LED cure best complements digital inkjet printing. On reciprocating printheads, hot and heavy Hg bulbs require massive scanning system frames, which are not essential with LED. Fixed head machines possess the print heads assembled in modules and placed in overlapping rows. The compact, cool UV lamp fits nicely linked to a head module. Further, digital printing often is short run with frequent stops, so immediate “On/Off” yields greater productivity and revenue.
There are two implementations of thermal management: water and air-cooling. Water cooling is definitely an efficient means of extracting heat, particularly in applications by which high power densities are essential over large curing areas. With water cooling, lower temperatures can be had with higher efficiency and reliability.
An additional benefit from water cooling is the compact UV LED head size, which permits integration where there is limited space round the curing area. The drawbacks of water cooling solutions dexjpky05 the heavier weight of the curing unit and added complexity and expenses for chillers and water piping.
Another thermal management option is air-cooling. Air-cooling inherently is less effective at extracting heat from water. However, using enhanced airflow methods and optics yields highly effective air-cooling curing systems, typically as much as 12W per square centimeter. The benefits of air-cooled systems include comfort of integration, light weight, lower costs with no external chillers.

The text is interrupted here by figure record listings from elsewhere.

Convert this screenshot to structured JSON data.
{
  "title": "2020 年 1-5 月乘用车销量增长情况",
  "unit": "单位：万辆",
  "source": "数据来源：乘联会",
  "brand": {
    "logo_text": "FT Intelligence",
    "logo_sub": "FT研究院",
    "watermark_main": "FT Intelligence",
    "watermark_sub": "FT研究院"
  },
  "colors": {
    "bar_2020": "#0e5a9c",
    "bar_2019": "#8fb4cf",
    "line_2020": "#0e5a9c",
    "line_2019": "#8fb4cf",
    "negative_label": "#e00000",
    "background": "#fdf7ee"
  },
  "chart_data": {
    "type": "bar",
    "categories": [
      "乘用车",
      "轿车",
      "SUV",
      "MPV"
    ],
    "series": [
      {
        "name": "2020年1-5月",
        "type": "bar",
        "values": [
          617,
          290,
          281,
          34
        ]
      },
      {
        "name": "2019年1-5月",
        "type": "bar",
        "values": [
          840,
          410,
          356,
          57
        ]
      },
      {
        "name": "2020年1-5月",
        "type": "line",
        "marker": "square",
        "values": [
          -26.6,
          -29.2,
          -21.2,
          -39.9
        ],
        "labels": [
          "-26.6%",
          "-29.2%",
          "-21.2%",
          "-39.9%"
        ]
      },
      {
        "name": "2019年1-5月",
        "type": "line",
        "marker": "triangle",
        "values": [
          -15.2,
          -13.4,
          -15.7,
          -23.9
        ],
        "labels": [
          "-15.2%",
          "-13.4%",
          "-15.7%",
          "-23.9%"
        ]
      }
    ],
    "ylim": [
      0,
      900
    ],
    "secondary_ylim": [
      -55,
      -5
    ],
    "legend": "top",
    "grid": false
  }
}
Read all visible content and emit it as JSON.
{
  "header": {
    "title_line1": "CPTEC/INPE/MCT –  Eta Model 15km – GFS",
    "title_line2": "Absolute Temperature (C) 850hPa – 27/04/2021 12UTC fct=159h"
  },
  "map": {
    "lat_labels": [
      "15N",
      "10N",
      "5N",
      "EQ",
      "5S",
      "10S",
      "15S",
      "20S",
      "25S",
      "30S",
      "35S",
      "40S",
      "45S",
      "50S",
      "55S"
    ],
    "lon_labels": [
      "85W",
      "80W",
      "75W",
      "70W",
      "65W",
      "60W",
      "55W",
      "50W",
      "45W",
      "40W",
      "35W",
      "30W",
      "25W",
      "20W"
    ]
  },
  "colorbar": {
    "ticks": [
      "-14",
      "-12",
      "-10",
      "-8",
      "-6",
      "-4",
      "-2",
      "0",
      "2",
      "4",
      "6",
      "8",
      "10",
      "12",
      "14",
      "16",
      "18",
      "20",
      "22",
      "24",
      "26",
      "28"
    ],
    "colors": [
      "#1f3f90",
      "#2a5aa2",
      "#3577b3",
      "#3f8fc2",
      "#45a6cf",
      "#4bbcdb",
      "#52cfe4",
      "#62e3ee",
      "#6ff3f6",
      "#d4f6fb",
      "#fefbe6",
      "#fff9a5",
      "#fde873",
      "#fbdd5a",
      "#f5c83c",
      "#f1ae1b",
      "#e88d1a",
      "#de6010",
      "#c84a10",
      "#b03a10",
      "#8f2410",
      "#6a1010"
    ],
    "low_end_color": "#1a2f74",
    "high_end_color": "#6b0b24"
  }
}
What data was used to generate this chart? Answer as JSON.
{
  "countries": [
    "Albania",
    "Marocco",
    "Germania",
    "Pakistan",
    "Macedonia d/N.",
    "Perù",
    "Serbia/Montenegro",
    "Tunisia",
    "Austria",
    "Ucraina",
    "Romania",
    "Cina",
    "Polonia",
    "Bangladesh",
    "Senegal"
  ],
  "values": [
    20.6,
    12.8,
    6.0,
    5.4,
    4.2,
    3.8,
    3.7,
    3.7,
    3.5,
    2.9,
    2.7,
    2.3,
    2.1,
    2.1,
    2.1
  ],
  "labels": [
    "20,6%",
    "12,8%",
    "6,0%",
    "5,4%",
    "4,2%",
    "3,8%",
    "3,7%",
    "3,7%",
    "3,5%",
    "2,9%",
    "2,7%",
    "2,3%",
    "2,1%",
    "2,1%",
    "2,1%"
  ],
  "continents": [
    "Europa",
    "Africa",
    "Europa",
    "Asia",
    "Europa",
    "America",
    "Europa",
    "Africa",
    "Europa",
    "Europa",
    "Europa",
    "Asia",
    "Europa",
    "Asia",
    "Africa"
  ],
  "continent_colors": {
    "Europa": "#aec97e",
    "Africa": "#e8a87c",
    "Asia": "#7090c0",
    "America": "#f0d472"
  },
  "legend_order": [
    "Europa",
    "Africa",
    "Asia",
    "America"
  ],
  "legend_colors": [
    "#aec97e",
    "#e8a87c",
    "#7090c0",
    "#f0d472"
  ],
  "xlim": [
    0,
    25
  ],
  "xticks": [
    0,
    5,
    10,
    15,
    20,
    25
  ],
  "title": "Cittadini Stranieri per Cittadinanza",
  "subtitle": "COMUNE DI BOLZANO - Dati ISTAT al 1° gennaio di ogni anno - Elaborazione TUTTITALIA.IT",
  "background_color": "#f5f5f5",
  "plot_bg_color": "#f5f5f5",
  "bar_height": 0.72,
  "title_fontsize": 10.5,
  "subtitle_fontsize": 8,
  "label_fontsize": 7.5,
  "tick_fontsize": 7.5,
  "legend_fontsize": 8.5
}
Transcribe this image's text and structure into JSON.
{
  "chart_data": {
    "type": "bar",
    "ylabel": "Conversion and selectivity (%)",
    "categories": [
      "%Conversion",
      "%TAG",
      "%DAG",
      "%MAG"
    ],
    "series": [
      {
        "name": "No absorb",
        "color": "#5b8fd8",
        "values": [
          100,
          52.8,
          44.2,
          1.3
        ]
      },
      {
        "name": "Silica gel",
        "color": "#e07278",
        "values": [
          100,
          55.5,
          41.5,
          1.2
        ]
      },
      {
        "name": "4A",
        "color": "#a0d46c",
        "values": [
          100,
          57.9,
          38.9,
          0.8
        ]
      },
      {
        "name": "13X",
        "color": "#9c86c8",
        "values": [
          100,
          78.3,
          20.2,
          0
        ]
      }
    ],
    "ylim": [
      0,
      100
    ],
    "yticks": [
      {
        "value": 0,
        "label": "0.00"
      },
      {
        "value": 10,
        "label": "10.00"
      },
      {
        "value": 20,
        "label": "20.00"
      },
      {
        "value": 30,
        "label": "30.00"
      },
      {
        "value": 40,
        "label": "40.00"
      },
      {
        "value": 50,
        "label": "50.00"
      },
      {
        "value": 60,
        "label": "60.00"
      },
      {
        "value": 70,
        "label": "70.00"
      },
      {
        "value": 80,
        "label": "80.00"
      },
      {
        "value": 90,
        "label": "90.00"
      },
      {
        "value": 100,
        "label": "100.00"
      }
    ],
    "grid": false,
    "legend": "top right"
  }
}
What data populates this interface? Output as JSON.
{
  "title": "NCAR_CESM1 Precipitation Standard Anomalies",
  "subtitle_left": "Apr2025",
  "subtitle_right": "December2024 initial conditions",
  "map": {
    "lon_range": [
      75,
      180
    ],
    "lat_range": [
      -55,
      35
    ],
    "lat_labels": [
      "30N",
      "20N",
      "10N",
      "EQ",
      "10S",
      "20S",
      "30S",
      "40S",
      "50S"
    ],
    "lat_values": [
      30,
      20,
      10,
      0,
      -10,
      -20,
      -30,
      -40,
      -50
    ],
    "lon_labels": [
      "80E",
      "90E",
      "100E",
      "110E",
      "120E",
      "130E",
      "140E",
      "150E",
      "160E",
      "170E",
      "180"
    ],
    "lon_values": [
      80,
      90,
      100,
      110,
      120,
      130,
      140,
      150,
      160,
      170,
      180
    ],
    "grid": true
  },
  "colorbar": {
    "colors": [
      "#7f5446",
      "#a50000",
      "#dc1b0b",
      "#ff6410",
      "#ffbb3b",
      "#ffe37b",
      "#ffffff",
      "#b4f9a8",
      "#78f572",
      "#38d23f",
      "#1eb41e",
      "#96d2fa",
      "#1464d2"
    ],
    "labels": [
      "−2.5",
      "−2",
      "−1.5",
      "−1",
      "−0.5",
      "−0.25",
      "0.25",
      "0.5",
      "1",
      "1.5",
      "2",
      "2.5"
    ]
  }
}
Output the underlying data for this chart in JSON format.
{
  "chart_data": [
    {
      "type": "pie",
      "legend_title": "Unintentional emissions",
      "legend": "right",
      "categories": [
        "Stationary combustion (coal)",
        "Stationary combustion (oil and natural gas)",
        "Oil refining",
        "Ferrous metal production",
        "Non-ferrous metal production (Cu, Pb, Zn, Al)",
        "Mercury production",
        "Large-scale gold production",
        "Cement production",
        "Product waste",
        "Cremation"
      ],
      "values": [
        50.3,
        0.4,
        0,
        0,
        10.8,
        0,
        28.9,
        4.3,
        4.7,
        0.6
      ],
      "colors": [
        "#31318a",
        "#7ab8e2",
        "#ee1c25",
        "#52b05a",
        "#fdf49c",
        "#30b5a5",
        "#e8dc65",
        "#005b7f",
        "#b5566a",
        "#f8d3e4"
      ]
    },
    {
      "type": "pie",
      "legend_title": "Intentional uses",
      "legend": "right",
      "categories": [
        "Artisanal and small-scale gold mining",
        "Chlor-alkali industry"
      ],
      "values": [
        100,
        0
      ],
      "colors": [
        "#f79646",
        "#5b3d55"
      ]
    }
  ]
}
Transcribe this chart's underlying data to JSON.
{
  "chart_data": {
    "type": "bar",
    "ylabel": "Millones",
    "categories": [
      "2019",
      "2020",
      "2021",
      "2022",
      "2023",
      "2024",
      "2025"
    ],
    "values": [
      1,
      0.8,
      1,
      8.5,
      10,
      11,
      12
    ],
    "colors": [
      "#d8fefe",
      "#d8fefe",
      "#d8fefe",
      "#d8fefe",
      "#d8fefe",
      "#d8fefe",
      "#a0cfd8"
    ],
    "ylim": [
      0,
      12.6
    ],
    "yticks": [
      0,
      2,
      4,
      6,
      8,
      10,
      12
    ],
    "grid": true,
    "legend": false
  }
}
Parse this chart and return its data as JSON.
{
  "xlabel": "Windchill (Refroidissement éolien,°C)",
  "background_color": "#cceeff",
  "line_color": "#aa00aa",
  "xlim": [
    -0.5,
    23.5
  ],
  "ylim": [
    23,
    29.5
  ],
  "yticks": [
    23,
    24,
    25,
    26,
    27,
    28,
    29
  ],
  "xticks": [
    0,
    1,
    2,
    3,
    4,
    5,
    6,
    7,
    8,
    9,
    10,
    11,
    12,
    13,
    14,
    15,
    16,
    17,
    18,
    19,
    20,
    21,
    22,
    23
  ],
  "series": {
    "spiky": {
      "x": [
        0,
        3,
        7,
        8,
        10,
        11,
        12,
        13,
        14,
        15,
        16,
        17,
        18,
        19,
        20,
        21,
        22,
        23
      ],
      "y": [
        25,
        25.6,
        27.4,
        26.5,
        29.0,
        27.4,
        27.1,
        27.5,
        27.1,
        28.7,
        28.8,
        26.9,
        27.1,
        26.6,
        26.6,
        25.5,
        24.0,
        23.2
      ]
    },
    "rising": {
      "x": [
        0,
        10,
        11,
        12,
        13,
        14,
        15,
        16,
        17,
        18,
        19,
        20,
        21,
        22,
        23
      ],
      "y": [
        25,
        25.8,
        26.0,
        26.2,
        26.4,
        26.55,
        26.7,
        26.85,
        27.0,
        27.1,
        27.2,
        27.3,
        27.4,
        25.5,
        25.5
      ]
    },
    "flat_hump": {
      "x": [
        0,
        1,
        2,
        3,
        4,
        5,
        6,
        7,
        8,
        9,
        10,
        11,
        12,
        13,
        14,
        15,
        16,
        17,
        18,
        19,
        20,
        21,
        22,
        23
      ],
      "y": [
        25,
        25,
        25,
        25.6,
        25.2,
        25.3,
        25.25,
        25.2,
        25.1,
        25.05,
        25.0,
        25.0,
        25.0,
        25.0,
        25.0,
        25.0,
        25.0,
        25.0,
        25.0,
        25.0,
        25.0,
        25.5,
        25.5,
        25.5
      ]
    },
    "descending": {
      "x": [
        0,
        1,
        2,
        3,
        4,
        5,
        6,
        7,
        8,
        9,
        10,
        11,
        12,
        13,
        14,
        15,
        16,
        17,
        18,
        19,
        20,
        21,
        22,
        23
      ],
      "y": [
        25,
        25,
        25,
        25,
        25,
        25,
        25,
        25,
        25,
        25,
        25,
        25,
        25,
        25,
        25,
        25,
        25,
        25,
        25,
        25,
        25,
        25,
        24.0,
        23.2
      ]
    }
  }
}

Maximization of uv flatbed printer output power is vital. Via selective optics, the electricity from LEDs may be delivered safer to the substrate or ink. Different techniques are included in integrated systems including reflection to focused light using lenses. Optics might be customized to fulfill specific performance criteria. Whilst the OEM (consumer) must not necessarily be concerned with just how the optics are given from the UV LED lamp, they must know that suppliers’ expertise varies, and all UV LED systems usually are not made the same.